Blogs que sigo

miércoles, 30 de agosto de 2017

Picasso


Carta de su padre       (10)

Dices que escribiste la carta porque querías explicar por qué no podías casarte. Yo escribo esta carta porque tú trataste de escribirla por mí. Eras capaz has­ta de quitarle eso a tu padre. Tú contestaste tu propia carta, antes de que yo pudiera hacerla. Fabricaste en tu carta lo que imaginabas que hubiese sido mi res­puesta. Para ahorrarme el trabajo... Una idea brillan­te, como dicen. Con tus grandes dotes de famoso es­critor, lo expresas todo mejor de lo que yo podría. Ahí estás tú, con una respuesta, antes que yo. Me quitas las palabras de la boca: mientras te acusas tú mismo, en mi nombre, de ser «demasiado listo, obsequioso, parásito e insincero», al echarme la culpa de tu vida eres -¡una vez más, la última vez!- finalmente de­masiado listo, obsequioso, parásito e insincero en la maniobra de robarle a tu padre la oportunidad de de­fenderse. Un genio. ¿Qué queda por decir de ti -qué bien te conoces muchacho, es terrible- si te defines como el tipo de sabandija que no sólo pica sino que al mismo tiempo chupa la sangre para mantenerse viva? Y ni siquiera acaba el retorcimiento, el engaño. A continuación confiesas que toda esa «corrección», esa «réplica» como tú, hombre educado, la llamas, «no tiene su origen en tu padre sino en ti mismo, Franz Kafka». Así que ya ves, aquí está la prueba, algo que yo sé que tú, con toda tu inteligencia, no puedes saber por mí: dices que siempre escribiste sobre mí, que todo era sobre mí, tu padre; pero era todo sobre ti. El escarabajo. El bicho que yacía de espaldas patalean­do al aire y no se podía levantar para ver América o la Gran Muralla de China. Tú, tú, tú mismo, tú mis­mo.
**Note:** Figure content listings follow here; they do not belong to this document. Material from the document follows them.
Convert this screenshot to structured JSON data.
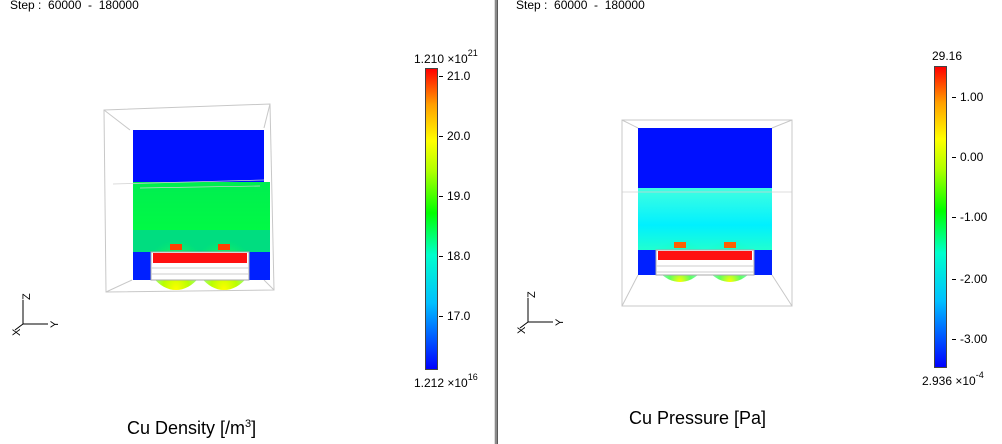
{
  "left": {
    "step": "Step :  60000  -  180000",
    "title_main": "Cu Density [/m",
    "title_sup": "3",
    "title_end": "]",
    "colorbar": {
      "max_mantissa": "1.210",
      "max_exp": "21",
      "min_mantissa": "1.212",
      "min_exp": "16",
      "ticks": [
        "21.0",
        "20.0",
        "19.0",
        "18.0",
        "17.0"
      ]
    },
    "axes": {
      "z": "Z",
      "y": "Y",
      "x": "X"
    }
  },
  "right": {
    "step": "Step :  60000  -  180000",
    "title": "Cu Pressure [Pa]",
    "colorbar": {
      "max": "29.16",
      "min_mantissa": "2.936",
      "min_exp": "-4",
      "ticks": [
        "1.00",
        "0.00",
        "-1.00",
        "-2.00",
        "-3.00"
      ]
    },
    "axes": {
      "z": "Z",
      "y": "Y",
      "x": "X"
    }
  }
}
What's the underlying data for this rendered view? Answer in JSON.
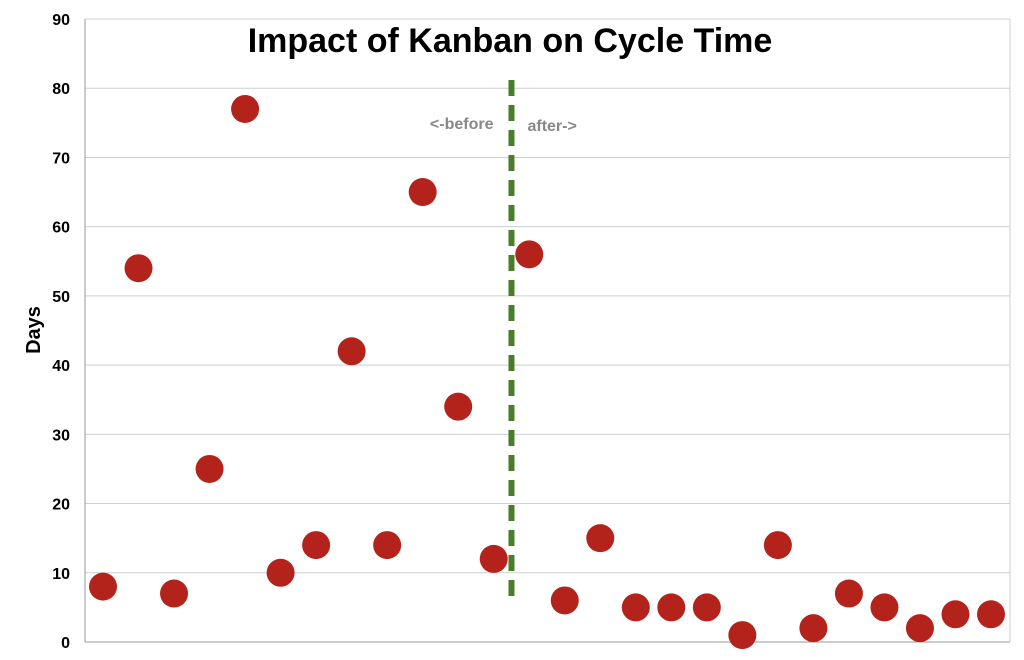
{
  "chart_data": {
    "type": "scatter",
    "title": "Impact of Kanban on Cycle Time",
    "xlabel": "",
    "ylabel": "Days",
    "ylim": [
      0,
      90
    ],
    "yticks": [
      0,
      10,
      20,
      30,
      40,
      50,
      60,
      70,
      80,
      90
    ],
    "grid": true,
    "legend": "none",
    "point_color": "#b3231c",
    "divider_color": "#4a7d2a",
    "divider_after_index": 12,
    "annotations": {
      "before": "<-before",
      "after": "after->"
    },
    "x": [
      1,
      2,
      3,
      4,
      5,
      6,
      7,
      8,
      9,
      10,
      11,
      12,
      13,
      14,
      15,
      16,
      17,
      18,
      19,
      20,
      21,
      22,
      23,
      24,
      25,
      26
    ],
    "y": [
      8,
      54,
      7,
      25,
      77,
      10,
      14,
      42,
      14,
      65,
      34,
      12,
      56,
      6,
      15,
      5,
      5,
      5,
      1,
      14,
      2,
      7,
      5,
      2,
      4,
      4
    ]
  }
}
Y en tu carta, después de que me defiendes con­tra ti, cuando finalmente haces tu confesión -lleno de razón de nuevo, con la razón de tu parte, siem­pre- te quedas con la última palabra, en prueba de tu santidad de la que yo no podía saber nada, enten­der nada, un hombre de negocios, un tendero. Esa es tu «verdad» sobre nosotros que tenías la esperanza de que «podría hacer nuestra vida y nuestra muerte más fáciles».
Cómo acabaste, Franz. La última mujer que te en­contraste. No fue deseo nuestro, Dios lo sabe. Vivir con esa judía oriental y en pecado. Te enviamos di­nero; eso es todo lo que podíamos hacer. Si hubiéra­mos ido a verte, si nos hubiéramos tragado nuestro orgullo, conociendo a esa mujer, nuestra presencia sólo te habría hecho sentirte peor. Está ahí en todo lo que has escrito, en todo lo que escriben sobre ti: todo lo que se relaciona con nosotros te deprimía y te ponía enfermo. Sabíamos que no te daba la comida adecuada, guisando como una gitana en un hornillo de alcohol. Te tenía en un agujero helado en Berlín... Dios me perdone (Brod se lo ha contado al mundo), tuve que darle la espalda en tu funeral.
Franz... Cuando te enviaron de Kurt Wolff Verlag ejemplares de «En la Colonia Penitenciaria» aquella vez... Me diste uno y yo dije «ponlo en la mesilla de noche». Dices que nunca lo volví a mencionar. Bue­no, ¿no comprendes?, yo no soy un hombre de letras. Te lo digo ahora. Leí un poquito, una página o dos de cada vez. Si hubieses visto ese libro, había una mar­ca de lápiz cada dos o tres páginas, para saber a la vez siguiente dónde me había quedado. No era como los libros que yo conocía -no tenía mucho tiempo para leer, trabajando como un esclavo desde pequeño, no era como tú, no me podía encerrar en una habita­ción con libros, cuando era joven. Me hubiera muerto de hambre. Pero eso ya lo sabes. ¿No puedes com­prender que me sentía -sí- no demasiado orgullo­so -que me daba vergüenza que supieras que no en­contraba fácil comprender lo que escribías, que me re­sultaba extraño?